Epigraph Vol. 21 Issue 2, Spring 2019

The long reach of trauma: Psychogenic seizures in middle age

Audrey Bart started having seizures at age 41. Here’s her story.

It’s just after Valentine’s Day, 2016. Audrey Bart is rushed to the emergency room for unexplained paralysis. Over the next week, she begins having seizures. The most common scenario might be a diagnosis of epilepsy, but that’s not what’s going on. Audrey is experiencing psychogenic non-epileptic seizures, or PNES.

Audrey Bart
Audrey Bart

Though as many as 75% of people with PNES are first misdiagnosed with epilepsy, that doesn’t happen to Audrey. It’s quickly determined that she has PNES and that her seizures are a symptom of conversion disorder. Audrey doesn’t recall anyone explaining conversion disorder to her — but what she learns about it clarifies her life and past struggles like nothing else has.

It explains why Audrey gets sick all the time — she left her job as a medical technologist because she’s been ill for so long. It explains why she was once diagnosed with bipolar disorder. It explains why she has spent many months exhausted and unable to make decisions, plagued by flashbacks to childhood trauma and anger toward her family for how she was treated. And it explains the seizures, which can be one manifestation of conversion disorder, or functional neurological disorder. In these disorders, emotions and repressed trauma morph into physical symptoms, such as weakness, paralysis, tremors, numbness, loss of vision or slurred or stuttering speech.

“I finally got clarity and scientific backing, albeit another label,” says Audrey, who lives in Cape Town, South Africa. “It meant I wasn’t crazy and wasn’t making things up.”

It’s estimated that 70% of people with PNES are young women. However, the seizures do surface in older women as well as men, and are often linked with trauma. One recent study of U.S. veterans found that those with PNES were more likely than those with epilepsy to have a mood disorder, anxiety disorder, or post-traumatic stress disorder.

Within a week of diagnosis, Audrey enters a 21-day residential mental health program that includes group and individual therapy, as well as coping skills lessons. She finds group therapy overwhelming, but receives additional one-on-one support from a psychologist.

At first, Audrey’s seizures get worse. “More seizures were triggered because more memories came up,” she says. “Just a smell, or the sight of somebody’s fingernails, would trigger an event.”

After the program ends, Audrey is referred to a specialist in eye movement desensitization response, or EMDR, a form of psychotherapy that combines recall of traumatic memories with bilateral sensory input (images, sounds or tapping). Though its mechanism isn’t clear, EMDR appears to help people process these memories. Many organizations, including the World Health Organization and the American Psychiatric Association, endorse EMDR for treating trauma.

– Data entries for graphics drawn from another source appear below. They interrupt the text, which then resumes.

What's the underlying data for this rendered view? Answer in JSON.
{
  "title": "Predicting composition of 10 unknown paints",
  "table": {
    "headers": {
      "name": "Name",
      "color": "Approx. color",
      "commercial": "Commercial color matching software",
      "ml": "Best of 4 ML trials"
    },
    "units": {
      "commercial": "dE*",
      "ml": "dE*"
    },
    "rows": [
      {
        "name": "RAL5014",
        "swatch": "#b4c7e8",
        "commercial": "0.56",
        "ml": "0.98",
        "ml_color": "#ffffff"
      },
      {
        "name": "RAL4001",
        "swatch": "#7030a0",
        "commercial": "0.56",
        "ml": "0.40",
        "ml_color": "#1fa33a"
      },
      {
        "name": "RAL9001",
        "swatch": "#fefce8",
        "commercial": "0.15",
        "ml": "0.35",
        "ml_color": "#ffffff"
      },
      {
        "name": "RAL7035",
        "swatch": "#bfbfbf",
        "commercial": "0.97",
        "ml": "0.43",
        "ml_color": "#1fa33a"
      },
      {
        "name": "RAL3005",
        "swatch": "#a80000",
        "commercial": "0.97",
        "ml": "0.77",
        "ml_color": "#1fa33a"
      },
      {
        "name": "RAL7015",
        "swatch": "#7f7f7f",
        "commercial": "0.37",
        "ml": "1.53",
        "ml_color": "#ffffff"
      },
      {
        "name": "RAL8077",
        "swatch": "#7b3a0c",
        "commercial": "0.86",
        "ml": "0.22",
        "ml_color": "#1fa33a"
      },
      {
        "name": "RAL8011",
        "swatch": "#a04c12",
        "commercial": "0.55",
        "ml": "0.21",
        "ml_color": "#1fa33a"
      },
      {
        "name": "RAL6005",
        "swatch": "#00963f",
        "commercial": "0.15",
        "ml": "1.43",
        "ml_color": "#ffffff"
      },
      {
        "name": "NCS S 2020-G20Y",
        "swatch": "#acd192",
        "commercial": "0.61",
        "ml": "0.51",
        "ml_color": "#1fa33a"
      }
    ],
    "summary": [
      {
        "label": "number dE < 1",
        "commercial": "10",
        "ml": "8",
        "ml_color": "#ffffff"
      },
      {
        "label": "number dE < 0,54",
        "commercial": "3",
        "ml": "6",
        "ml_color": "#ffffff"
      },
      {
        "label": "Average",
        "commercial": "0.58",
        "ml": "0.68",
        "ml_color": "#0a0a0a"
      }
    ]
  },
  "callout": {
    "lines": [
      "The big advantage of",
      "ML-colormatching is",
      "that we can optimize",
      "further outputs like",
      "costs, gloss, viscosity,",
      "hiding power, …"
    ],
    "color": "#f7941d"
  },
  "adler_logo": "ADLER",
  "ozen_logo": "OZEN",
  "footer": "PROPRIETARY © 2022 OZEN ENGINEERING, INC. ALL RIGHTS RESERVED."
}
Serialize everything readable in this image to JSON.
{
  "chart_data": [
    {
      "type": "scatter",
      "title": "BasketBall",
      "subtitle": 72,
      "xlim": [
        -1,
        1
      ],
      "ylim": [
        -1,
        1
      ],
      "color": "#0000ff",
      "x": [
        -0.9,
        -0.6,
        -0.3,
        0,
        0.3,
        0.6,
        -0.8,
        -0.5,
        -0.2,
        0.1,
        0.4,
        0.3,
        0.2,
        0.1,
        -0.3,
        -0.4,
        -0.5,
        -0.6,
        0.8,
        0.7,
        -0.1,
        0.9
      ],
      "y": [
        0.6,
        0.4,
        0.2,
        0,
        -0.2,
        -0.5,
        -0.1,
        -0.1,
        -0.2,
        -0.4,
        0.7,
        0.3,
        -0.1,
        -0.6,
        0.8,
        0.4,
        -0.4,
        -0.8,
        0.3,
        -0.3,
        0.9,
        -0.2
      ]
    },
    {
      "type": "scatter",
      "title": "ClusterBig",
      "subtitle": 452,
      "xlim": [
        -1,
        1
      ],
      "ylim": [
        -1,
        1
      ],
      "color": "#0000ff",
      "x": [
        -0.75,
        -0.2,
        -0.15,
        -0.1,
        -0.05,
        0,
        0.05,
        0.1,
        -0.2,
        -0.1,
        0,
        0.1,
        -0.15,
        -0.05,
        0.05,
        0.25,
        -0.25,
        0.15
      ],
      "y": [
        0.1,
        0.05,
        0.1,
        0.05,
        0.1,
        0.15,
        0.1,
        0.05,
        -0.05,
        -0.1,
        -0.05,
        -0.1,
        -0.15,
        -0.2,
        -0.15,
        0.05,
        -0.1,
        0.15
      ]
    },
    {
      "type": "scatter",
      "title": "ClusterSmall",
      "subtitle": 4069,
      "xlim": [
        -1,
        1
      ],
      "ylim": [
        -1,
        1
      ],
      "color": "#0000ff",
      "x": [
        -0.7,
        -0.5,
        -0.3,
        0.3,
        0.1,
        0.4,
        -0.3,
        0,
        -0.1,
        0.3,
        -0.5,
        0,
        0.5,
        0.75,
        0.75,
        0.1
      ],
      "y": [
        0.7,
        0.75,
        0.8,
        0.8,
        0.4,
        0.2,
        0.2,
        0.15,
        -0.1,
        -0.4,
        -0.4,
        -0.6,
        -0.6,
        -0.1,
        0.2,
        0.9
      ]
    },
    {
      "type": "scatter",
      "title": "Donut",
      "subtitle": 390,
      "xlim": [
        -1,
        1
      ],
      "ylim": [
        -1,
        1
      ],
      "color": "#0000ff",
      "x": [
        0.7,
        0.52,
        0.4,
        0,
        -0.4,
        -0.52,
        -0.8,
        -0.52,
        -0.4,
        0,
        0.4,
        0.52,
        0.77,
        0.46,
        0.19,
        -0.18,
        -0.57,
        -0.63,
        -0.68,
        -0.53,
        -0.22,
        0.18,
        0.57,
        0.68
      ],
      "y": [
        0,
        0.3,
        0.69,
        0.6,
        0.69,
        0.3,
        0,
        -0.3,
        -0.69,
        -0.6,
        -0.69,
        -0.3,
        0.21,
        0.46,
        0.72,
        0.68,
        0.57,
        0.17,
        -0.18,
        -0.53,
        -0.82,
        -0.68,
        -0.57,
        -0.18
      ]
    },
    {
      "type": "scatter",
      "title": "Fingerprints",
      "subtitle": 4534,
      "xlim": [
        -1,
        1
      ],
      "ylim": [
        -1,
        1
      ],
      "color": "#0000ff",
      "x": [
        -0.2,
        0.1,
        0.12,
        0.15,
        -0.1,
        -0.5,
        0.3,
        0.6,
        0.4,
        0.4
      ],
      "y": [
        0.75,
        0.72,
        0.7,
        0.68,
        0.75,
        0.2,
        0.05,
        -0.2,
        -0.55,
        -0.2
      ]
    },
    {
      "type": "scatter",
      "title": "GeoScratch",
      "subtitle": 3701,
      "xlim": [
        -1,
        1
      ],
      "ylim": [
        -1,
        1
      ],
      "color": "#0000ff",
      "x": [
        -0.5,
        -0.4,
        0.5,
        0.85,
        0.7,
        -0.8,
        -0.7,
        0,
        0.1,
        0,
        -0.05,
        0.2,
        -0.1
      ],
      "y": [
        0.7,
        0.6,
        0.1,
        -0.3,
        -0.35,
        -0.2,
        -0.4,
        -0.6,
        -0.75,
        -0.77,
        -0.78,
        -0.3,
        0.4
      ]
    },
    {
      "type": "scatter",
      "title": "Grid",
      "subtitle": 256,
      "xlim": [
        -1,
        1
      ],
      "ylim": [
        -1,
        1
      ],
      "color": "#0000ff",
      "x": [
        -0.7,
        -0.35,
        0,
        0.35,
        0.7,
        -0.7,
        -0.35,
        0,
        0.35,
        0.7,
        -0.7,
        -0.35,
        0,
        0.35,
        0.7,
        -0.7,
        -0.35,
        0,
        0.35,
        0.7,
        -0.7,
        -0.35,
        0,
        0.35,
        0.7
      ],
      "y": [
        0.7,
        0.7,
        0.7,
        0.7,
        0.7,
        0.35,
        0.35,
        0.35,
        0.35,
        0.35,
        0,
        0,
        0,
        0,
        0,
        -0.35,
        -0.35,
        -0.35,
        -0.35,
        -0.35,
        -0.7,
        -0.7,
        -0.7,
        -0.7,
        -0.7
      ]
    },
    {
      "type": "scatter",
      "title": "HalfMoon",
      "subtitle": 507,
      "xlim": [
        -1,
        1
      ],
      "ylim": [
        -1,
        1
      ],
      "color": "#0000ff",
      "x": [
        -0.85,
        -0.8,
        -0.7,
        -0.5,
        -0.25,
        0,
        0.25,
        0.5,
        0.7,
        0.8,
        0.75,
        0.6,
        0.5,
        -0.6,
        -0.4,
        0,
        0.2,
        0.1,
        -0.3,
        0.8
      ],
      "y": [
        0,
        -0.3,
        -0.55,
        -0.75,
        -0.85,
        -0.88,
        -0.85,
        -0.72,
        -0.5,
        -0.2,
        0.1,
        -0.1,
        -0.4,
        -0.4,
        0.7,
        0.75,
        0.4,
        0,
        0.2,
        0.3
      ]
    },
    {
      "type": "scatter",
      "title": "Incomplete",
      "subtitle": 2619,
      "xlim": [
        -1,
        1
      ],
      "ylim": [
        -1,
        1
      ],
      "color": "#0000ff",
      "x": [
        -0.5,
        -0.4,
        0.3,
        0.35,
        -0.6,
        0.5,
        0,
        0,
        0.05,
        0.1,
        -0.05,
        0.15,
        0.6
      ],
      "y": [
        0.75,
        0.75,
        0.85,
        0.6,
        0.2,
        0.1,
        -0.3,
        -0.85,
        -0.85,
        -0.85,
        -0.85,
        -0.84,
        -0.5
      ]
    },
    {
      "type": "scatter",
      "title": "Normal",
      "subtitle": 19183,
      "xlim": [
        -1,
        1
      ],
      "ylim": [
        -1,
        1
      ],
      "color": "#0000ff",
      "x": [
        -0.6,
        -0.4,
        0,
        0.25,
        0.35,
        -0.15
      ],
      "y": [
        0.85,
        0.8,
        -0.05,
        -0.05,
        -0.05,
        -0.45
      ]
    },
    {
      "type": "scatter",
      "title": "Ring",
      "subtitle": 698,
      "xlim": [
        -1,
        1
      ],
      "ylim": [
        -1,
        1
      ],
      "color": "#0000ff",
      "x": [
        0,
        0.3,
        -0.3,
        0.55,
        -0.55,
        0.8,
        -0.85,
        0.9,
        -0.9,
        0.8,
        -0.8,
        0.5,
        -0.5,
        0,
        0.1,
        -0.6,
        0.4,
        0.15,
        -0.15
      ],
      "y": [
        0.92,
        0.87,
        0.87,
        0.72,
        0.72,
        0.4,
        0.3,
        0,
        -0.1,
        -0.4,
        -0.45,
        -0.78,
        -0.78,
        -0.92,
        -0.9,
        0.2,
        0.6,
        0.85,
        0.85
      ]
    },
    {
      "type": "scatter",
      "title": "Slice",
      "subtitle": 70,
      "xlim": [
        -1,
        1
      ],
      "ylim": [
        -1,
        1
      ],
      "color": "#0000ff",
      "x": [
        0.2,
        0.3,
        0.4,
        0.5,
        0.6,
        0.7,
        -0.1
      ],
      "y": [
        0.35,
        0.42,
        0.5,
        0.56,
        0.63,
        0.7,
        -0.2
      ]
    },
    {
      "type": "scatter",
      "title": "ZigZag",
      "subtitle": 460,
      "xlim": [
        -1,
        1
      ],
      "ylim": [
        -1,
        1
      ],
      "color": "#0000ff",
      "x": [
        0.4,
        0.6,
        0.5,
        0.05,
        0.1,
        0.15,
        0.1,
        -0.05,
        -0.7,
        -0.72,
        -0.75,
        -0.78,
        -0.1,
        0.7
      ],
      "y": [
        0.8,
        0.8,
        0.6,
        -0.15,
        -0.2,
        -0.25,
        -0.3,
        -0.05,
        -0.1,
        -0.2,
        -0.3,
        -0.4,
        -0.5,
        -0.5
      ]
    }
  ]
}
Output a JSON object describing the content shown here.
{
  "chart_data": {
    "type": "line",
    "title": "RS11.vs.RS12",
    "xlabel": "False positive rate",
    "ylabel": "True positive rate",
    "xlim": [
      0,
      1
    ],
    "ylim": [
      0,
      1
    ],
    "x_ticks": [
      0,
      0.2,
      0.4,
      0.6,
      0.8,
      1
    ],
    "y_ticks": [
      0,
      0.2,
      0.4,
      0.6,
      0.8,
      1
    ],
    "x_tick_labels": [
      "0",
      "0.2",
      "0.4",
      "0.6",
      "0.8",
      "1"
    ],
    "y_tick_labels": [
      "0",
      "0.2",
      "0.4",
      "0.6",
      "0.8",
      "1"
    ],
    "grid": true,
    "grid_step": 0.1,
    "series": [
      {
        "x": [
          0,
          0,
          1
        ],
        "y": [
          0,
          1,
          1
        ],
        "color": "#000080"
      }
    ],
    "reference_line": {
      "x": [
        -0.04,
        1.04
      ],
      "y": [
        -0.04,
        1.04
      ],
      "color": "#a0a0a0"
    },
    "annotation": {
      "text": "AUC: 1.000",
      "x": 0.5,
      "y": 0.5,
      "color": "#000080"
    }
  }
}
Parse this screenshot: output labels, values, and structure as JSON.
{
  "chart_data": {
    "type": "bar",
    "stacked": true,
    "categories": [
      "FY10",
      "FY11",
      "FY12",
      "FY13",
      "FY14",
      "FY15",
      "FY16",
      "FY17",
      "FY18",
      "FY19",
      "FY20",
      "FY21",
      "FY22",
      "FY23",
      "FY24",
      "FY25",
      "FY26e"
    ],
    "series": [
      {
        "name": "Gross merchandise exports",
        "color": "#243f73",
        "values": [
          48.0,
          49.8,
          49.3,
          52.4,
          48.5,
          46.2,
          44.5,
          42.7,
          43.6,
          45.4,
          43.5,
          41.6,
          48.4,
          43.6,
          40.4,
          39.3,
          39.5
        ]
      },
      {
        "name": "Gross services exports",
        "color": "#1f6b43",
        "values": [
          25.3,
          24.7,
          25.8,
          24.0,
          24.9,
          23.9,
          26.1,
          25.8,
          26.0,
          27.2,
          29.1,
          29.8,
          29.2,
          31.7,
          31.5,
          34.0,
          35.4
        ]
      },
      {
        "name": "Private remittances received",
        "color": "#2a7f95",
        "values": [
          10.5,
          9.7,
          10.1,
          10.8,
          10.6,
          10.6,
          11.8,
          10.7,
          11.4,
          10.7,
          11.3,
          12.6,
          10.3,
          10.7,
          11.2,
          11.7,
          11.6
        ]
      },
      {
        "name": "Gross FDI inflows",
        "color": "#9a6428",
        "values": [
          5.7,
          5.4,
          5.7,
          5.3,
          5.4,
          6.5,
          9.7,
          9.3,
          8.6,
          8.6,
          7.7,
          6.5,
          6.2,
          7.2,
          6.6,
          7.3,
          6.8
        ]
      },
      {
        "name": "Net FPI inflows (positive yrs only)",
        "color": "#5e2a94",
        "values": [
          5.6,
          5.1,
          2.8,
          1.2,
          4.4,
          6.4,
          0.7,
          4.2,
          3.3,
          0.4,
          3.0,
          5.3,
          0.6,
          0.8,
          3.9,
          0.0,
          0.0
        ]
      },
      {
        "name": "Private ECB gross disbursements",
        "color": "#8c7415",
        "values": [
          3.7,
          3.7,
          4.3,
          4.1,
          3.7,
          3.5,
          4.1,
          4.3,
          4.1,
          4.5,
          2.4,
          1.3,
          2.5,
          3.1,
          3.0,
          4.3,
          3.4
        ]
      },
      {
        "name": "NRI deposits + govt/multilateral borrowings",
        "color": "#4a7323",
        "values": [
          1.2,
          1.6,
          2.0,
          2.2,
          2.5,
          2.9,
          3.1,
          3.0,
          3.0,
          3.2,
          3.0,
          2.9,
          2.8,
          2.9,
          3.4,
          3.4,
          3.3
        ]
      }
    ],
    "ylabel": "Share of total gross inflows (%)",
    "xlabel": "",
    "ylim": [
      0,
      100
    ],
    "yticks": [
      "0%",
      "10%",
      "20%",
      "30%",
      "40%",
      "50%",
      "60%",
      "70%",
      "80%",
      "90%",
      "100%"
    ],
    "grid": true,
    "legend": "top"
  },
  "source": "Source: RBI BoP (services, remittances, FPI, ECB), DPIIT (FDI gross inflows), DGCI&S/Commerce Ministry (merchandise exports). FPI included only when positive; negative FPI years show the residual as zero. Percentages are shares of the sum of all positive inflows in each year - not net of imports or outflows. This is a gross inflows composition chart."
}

“Most of 2016 is when my seizures were bad,” Audrey says. “Sometimes I would have seizures the entire day; sometimes once a day. There was no set pattern. From about mid-2017 onward, the seizures slowed tremendously. By September 2017 I could function for a month or two on my own. Then more things came up, and I went back to EMDR.”

Audrey also read widely, finding books and online videos from Peter Levine and Bessel van der Kolk about the mind-body connection and how trauma disrupts normal brain function. “I couldn’t put a lot of how I felt into words,” she says. “But then I would listen to these talks and think, ‘Oh, that’s exactly how I feel and what I’m going through.’”

As Audrey took steps to understand herself, she sometimes triggered seizures. But she pressed on. “I’m dealing more with relationships building, going out and dealing with people, understanding my emotions, and the anxiety associated with all of that,” she says. “I’ve learned that I have to go inside and listen to my gut to understand what I’m feeling and how I can help myself. Before, I wasn’t able to communicate how I was feeling and what was happening inside.”

Now, when Audrey has an occasional seizure, she can feel it coming; she lies down until it passes. The seizures feel different than they used to. “Before, I felt I was outside my body,” she says. “Now I feel like I’m in my body, but separate from the seizure.”

Treatment for PNES depends on each individual and the cause of the seizures. Audrey’s seizures stem from childhood abuse and neglect; someone else’s may be due to a buildup of everyday stresses, a bad car accident or a serious illness. “What we each need to learn as coping skills will be different,” Audrey says. “If you look at the cause of the PNES, not the PNES itself, I think you have a better chance at success.”